Addio a Claes Oldenburg, che con le sue sculture giganti ha criticato la società dei consumi

A 93 anni è morto l'artista di origine svedese. Un genio che con la sua impronta pop inconfondibile ha modificato il panorama dell'arte contemporanea

Scomparso il 18 luglio a New York a 93 anni Claes Oldenburg, artista di origine svedese noto a tutti per le sue sculture giganti che raffigurano oggetti di uso comune. La notizia, come scrive il New York Times, è stata confermata da una delle gallerie d’Arte con cui Oldenburg ha collaborato maggiormente, la Pace di New York. 

Figlio di un diplomatico e di una pittrice svedese nasce a Stoccolma il 28 gennaio 1929, con la sua famiglia è sempre in viaggio e a sei mesi è già negli Stati Uniti. Studia storia dell’arte alla Yale University e completa poi la sua formazione all’Art Institute of Chicago all’inizio degli anni Cinquanta. Nel 1956 approda a New York dove entra in contatto con la scena contemporanea delle performance.

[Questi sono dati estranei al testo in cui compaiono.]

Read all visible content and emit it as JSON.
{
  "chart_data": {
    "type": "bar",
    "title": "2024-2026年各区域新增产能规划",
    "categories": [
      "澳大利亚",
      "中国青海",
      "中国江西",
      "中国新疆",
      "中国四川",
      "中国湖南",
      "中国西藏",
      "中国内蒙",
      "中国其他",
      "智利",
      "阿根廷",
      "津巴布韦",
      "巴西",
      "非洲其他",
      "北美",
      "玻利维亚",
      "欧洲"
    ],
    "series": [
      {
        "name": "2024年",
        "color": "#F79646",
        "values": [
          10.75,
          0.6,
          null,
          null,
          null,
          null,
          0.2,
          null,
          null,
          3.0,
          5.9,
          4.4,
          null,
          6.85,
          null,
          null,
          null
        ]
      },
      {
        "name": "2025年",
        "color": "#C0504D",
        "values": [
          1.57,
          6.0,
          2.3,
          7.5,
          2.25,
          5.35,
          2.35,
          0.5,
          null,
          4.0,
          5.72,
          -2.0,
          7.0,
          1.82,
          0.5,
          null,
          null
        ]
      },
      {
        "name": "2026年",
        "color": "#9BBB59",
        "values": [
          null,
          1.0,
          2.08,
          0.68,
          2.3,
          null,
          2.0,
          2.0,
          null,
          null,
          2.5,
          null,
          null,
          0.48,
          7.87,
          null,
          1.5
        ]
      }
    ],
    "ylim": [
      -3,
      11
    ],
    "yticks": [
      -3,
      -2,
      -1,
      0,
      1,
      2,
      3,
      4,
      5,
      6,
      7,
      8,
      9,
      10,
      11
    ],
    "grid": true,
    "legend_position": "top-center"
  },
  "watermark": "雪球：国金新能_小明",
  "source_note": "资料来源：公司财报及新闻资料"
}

Qui avviene l’incontro con Allan Kaprow, padre degli happening, per lui un confronto fondamentale, perché è grazie a Kaprow che Oldenburg capisce che l’arte del secondo Novecento deve necessariamente avere un coinvolgimento attivo del pubblico, deve essere un’esperienza da attraversare. La prima mostra importante è del 1959, alla Judson Gallery, dove viene invitato dall’amico Tom Wesselmann ed espone figure umane e mostruose e oggetti d’uso quotidiano. La prima delle sue sculture presentata in uno spazio pubblico è Lipstick (Ascending) on Caterpillar Tracks, un rossetto montato su una specie di cingolato. L’opera viene esposta nel 1969 al campus di Yale durante una protesta studentesca contro la guerra in Vietnam. 

Le sue enormi sculture pop dall’apparenza soffice hanno da sempre simboleggiato i più comuni prodotti di consumo: gelati, hot-dog, patatine. La ricerca artistica di Oldenburg è infatti stata improntata sulla critica del consumismo della società americana focalizzata soprattutto sull’alimentazione.

Una critica culminata nel 1961 con la decisione di aprire un negozio, all’interno dello studio in cui lavorava sul Lower East Side di Manhattan, battezzato The Store in cui l’artista esponeva le sue opere come vera e propria merce da acquistare. Esposti sugli scaffali come merci uova fritte, hamburger, fette di torta ma anche vestiti, giacche da uomo e lingerie femminile, oggetti accatastati o appesi alle pareti e al soffitto. L’artista realizzava queste sculture in gesso dipinto e su scale diverse, traendo ispirazione da oggetti che vedeva intorno a sé, soprattutto nelle vetrine dei negozi dei suoi vicini. L’iniziativa venne presentata alla galleria Martha Jackson di New York ma si svolse poi interamente nello studio/negozio di Oldenburg. Il paradosso fu che gli oggetti vennero quasi tutti venduti, anche a un prezzo molto alto e l’artista riuscì così a eludere la tradizionale vendita all’interno di uno spazio deputato, come una galleria. Per pubblicizzare questa azione, Oldenburg creò biglietti da visita ad hoc, volantini e una serie di manifesti, realizzati sulla base di alcuni poster visti nel quartiere portoricano di New York e conservati oggi nella collezione Claes Oldenburg e Coosje van Bruggen di New York. Un’operazione di marketing in piena regola che può anche essere considerata uno dei primi esempi di auto-promozione artistica. Dopo questo progetto, l’artista continuò a realizzare queste sculture fino al 1963: «Per tutti gli oggetti commerciali visti nei negozi – spiegava l’artista – ho sviluppato un profondo affetto, tanto che deciso di imitarli».

Nel 2000 ha realizzato a Milano quella che è diventata una scultura simbolo per l’Italia, L’ago e il filo di Cadorna. La ideò con la moglie olandese Coosje van Bruggen, su chiamata di Gae Aulenti. Divisa in due parti ricongiunte idealmente nel sottosuolo, la scultura è un richiamo alla metropolitana meneghina anche nei colori: il filo, infatti, ha gli stessi colori identificativi delle tre linee milanesi presenti al tempo (ovvero pre linee M4 blu e M5 lilla). L’opera è anche un omaggio alla laboriosità milanese, con un occhio particolare verso il mondo della moda, che vede in Milano uno dei principali centri mondiali.